Round 6, Pick No. 217: RB Elijah Mitchell, Louisiana Ragin’ Cajuns
It feels like the Bucs keep throwing darts at this position, but haven’t found their guy yet. Mitchell could finally be that pass catching back that sticks with the team. It’s worth pointing out that the Bucs have spoken with Mitchell in this draft process. On top of that they drafted his teammate last year in Raymond Calias. There are definitely connections here and the fit makes perfect sense.
Round 7, Pick No. 251: S Paris Ford, Pittsburgh Panthers
Ford is a willing hitter and sound tackler. He projects as a depth safety and special teams player.
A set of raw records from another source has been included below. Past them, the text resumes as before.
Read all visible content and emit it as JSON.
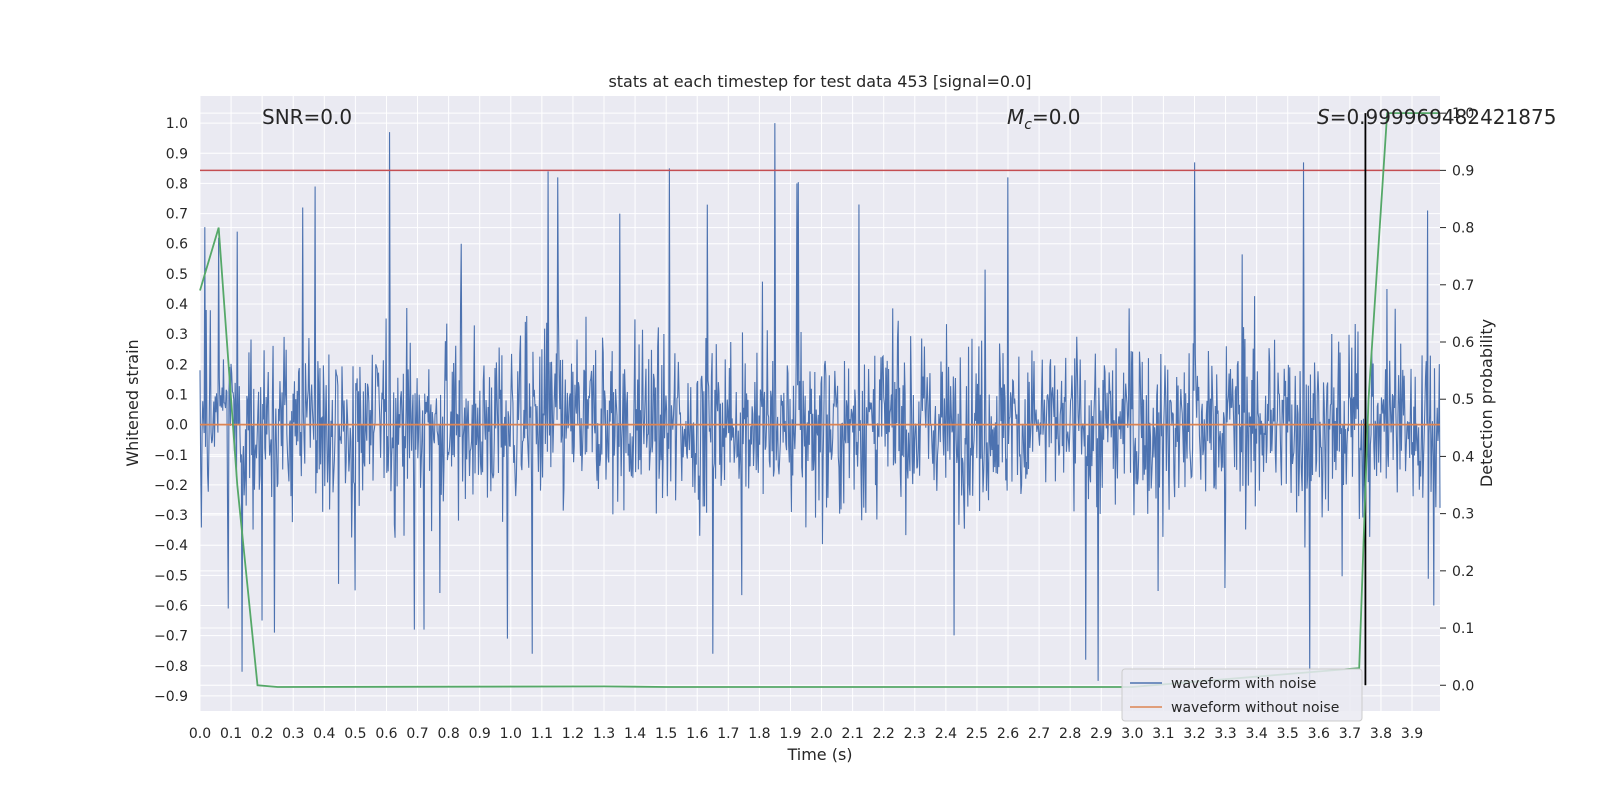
{
  "chart_data": {
    "type": "line",
    "title": "stats at each timestep for test data 453 [signal=0.0]",
    "xlabel": "Time (s)",
    "ylabel": "Whitened strain",
    "y2label": "Detection probability",
    "xlim": [
      0.0,
      3.99
    ],
    "ylim": [
      -0.95,
      1.09
    ],
    "y2lim": [
      -0.045,
      1.03
    ],
    "x_ticks": [
      0.0,
      0.1,
      0.2,
      0.3,
      0.4,
      0.5,
      0.6,
      0.7,
      0.8,
      0.9,
      1.0,
      1.1,
      1.2,
      1.3,
      1.4,
      1.5,
      1.6,
      1.7,
      1.8,
      1.9,
      2.0,
      2.1,
      2.2,
      2.3,
      2.4,
      2.5,
      2.6,
      2.7,
      2.8,
      2.9,
      3.0,
      3.1,
      3.2,
      3.3,
      3.4,
      3.5,
      3.6,
      3.7,
      3.8,
      3.9
    ],
    "y_ticks": [
      -0.9,
      -0.8,
      -0.7,
      -0.6,
      -0.5,
      -0.4,
      -0.3,
      -0.2,
      -0.1,
      0.0,
      0.1,
      0.2,
      0.3,
      0.4,
      0.5,
      0.6,
      0.7,
      0.8,
      0.9,
      1.0
    ],
    "y2_ticks": [
      0.0,
      0.1,
      0.2,
      0.3,
      0.4,
      0.5,
      0.6,
      0.7,
      0.8,
      0.9,
      1.0
    ],
    "grid": true,
    "legend_position": "lower-right",
    "annotations": {
      "snr": "SNR=0.0",
      "mc_symbol": "M",
      "mc_sub": "c",
      "mc_value": "=0.0",
      "s_symbol": "S",
      "s_value": "=0.999969482421875"
    },
    "series": [
      {
        "name": "waveform with noise",
        "axis": "left",
        "color": "#4c72b0",
        "kind": "noise",
        "envelope_peaks": [
          [
            0.02,
            0.38
          ],
          [
            0.06,
            0.62
          ],
          [
            0.09,
            -0.61
          ],
          [
            0.12,
            0.64
          ],
          [
            0.2,
            -0.65
          ],
          [
            0.24,
            -0.69
          ],
          [
            0.33,
            0.72
          ],
          [
            0.37,
            0.79
          ],
          [
            0.5,
            -0.55
          ],
          [
            0.61,
            0.97
          ],
          [
            0.69,
            -0.68
          ],
          [
            0.72,
            -0.68
          ],
          [
            0.84,
            0.6
          ],
          [
            0.99,
            -0.71
          ],
          [
            1.07,
            -0.76
          ],
          [
            1.12,
            0.84
          ],
          [
            1.15,
            0.82
          ],
          [
            1.35,
            0.7
          ],
          [
            1.51,
            0.85
          ],
          [
            1.65,
            -0.76
          ],
          [
            1.85,
            1.0
          ],
          [
            1.92,
            0.8
          ],
          [
            2.12,
            0.73
          ],
          [
            2.6,
            0.82
          ],
          [
            2.85,
            -0.78
          ],
          [
            2.89,
            -0.85
          ],
          [
            3.2,
            0.87
          ],
          [
            3.55,
            0.87
          ],
          [
            3.57,
            -0.85
          ],
          [
            3.82,
            0.45
          ],
          [
            3.95,
            0.71
          ],
          [
            3.97,
            -0.6
          ]
        ]
      },
      {
        "name": "waveform without noise",
        "axis": "left",
        "color": "#dd8452",
        "x": [
          0.0,
          3.99
        ],
        "y": [
          0.0,
          0.0
        ]
      },
      {
        "name": "detection probability",
        "axis": "right",
        "color": "#55a868",
        "legend": false,
        "x": [
          0.0,
          0.06,
          0.12,
          0.185,
          0.25,
          1.3,
          1.5,
          3.0,
          3.73,
          3.76,
          3.82,
          3.88,
          3.99
        ],
        "y": [
          0.69,
          0.8,
          0.35,
          0.0,
          -0.003,
          -0.002,
          -0.003,
          -0.003,
          0.03,
          0.5,
          1.0,
          1.0,
          1.0
        ]
      }
    ],
    "reference_lines": [
      {
        "name": "threshold",
        "axis": "right",
        "orientation": "horizontal",
        "value": 0.9,
        "color": "#c44e52"
      },
      {
        "name": "detection-time",
        "axis": "right",
        "orientation": "vertical",
        "value": 3.75,
        "range": [
          0.0,
          1.0
        ],
        "color": "#000000"
      }
    ]
  }
}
He tested very poorly and there are questions if he’s a good enough athlete to play in the NFL. However, a year in the weight room and shadowing fellow Pittsburgh alumni Jordan Whitehead could make Ford a steal in the draft.
Round 7, Pick No. 259: LB Antjuan Simmons, Michigan State Spartans
Simmons is an undersized linebacker, but he plays fearless. Fast and physical, Simmons loves to be where the action is. He’s also very good in coverage, having played nickel fairly often in college. This would be a great depth and special teams signing with a chance to be a future starter if he proves he can hold up at 220-pounds.
Despite not getting a year one starter, it would be great to see this Bucs mock draft become a reality. This provides two or three rotational players in year one and quality depth should there be an injury. All of the first five picks project as potential future starters. Four of the five day three picks can provide immediate special teams value.
When you pick late in the draft, you aren’t likely to get elite players. At this point it’s more about finding quality players who fit your needs. Each of these guys fits into that category. If the Bucs can develop those top picks in this draft then they have the potential to be great. A relatively low risk for a relatively high reward. That’s the Bucs sweet spot in this draft.